There's a reason it's called perceived effort and not actual effort. A lot can vary from one run/ride to the next. Breathing, form, temperature, differences in elevation changes in comparison to when/where along the route we hammer it, etc. Watts versus RPE, IOW.

Back when I used to run hard, years ago, I often noticed that on cooler days when well-hydrated it was possible for me to run extremely hard on a hard route/course while still keeping pulse rate lower than on a typical hard run. I'm pretty sure environmentals and hydration can affect things. Might well be better tied to, oh, deeper breathing, less-efficient form under certain loads, and whatnot. ("Apples to apples" comparos might be very difficult to achieve, in practice, given all that can vary from one run/ride to another.)

I also used to notice that I could overheat more easily if my cadence skyrocketed due to a given route's requirements, as compared to outright elevation changes. But then, I was extremely strong on hills and "tougher" sections and never felt like I needed to max-out on the tough stuff, whereas I most definitely felt that I had an upper limit to my cadence before it'd start getting me to overheat, overexert. RPE could feel like floating along on a "tough" course, but RPE could feel like a bear if my cadence went too high. "Grinding it out" (strength-wise) was always vastly better for my own perceived effort, on a given course, instead of boosting my foot speed and attempting to get more-efficient on that same course.

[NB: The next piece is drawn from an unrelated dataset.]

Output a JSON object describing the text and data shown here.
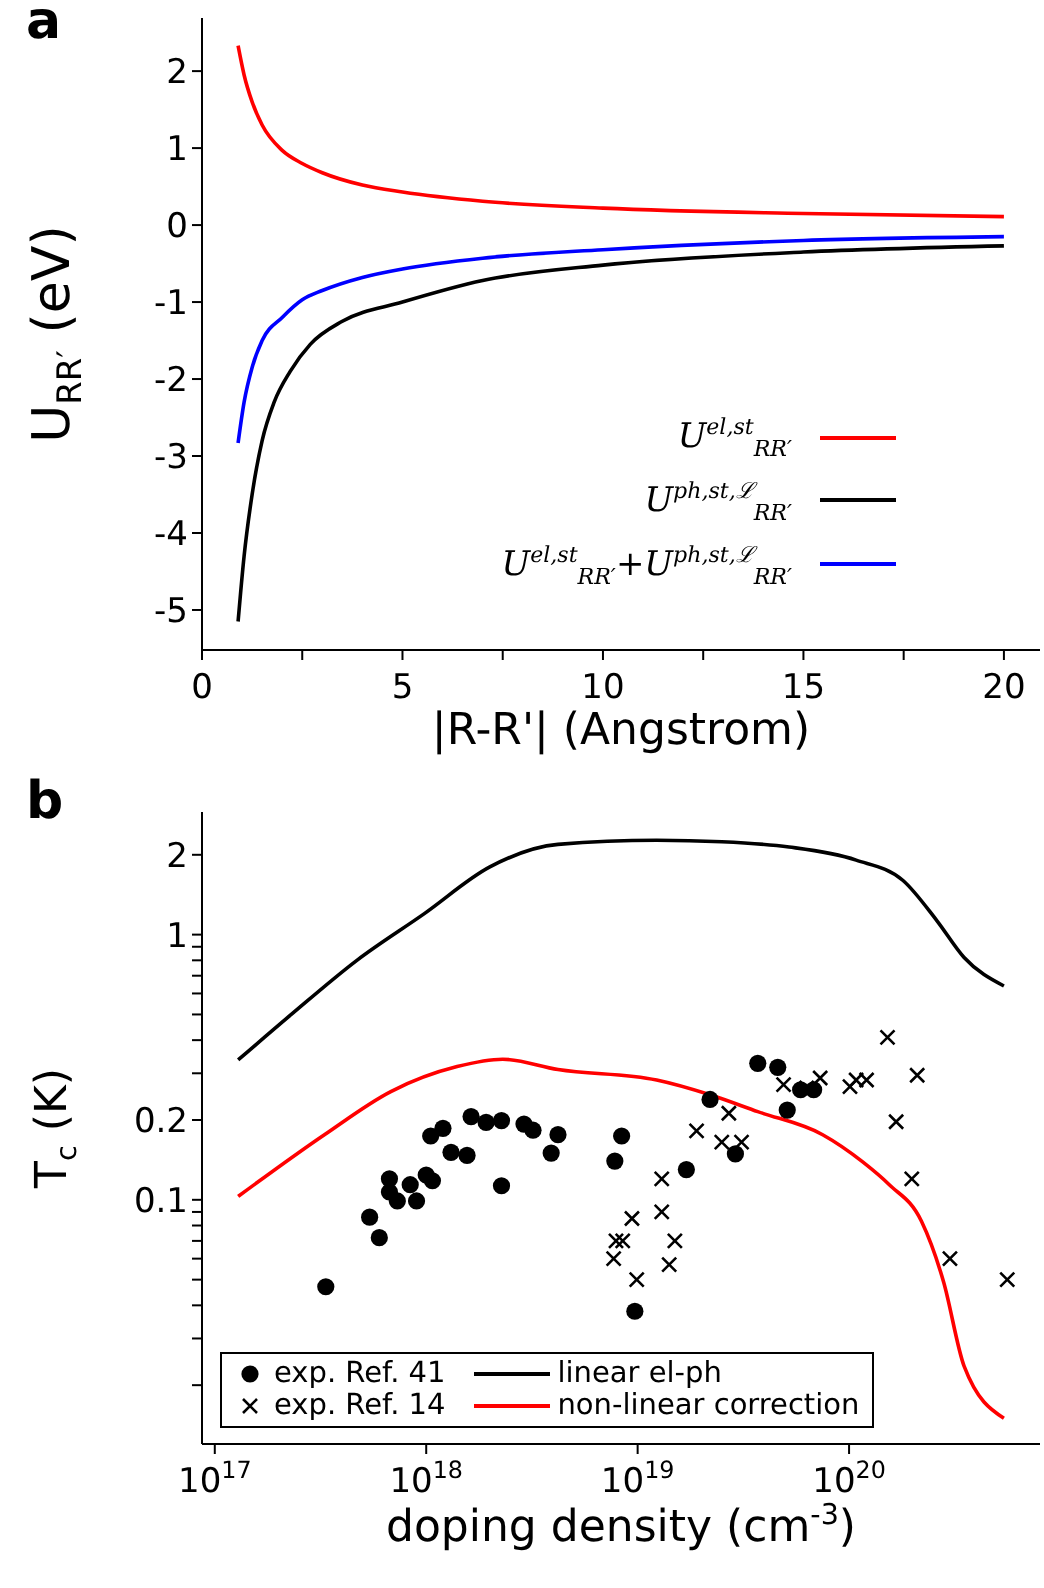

Don't forget: blood flow is about two things ... oxygenation/fuelling, and "air conditioning." And if the body doesn't have to work so hard at a given level of effort on a "standard" route due to being cooler, for example, then it should follow that the heart wouldn't have to pump quite so hard to stay in the zone. Perhaps less, too, if breathing more-fully and deeply, at a given level of work.

At the gym, there's an elliptical machine I occasionally use that has a program called "Constant Watts." It'll keep adjusting the resistance level on me to ensure the watts/output keeps within a narrow range. I burn vastly more calories (according to the machine's count) on the "Constant Watts" program than by simply goosing the difficulty and cadence myself. Though, interestingly, under the constant watts doesn't result in a noticeably higher average pulse rate than when I'm adjusting cadence and difficulty myself, despite the higher average watts and despite the much higher calorie count over the same amount of time. Anecdotal, sure, but ...

Can't say whether it'd translate to a bike, though I don't see why not.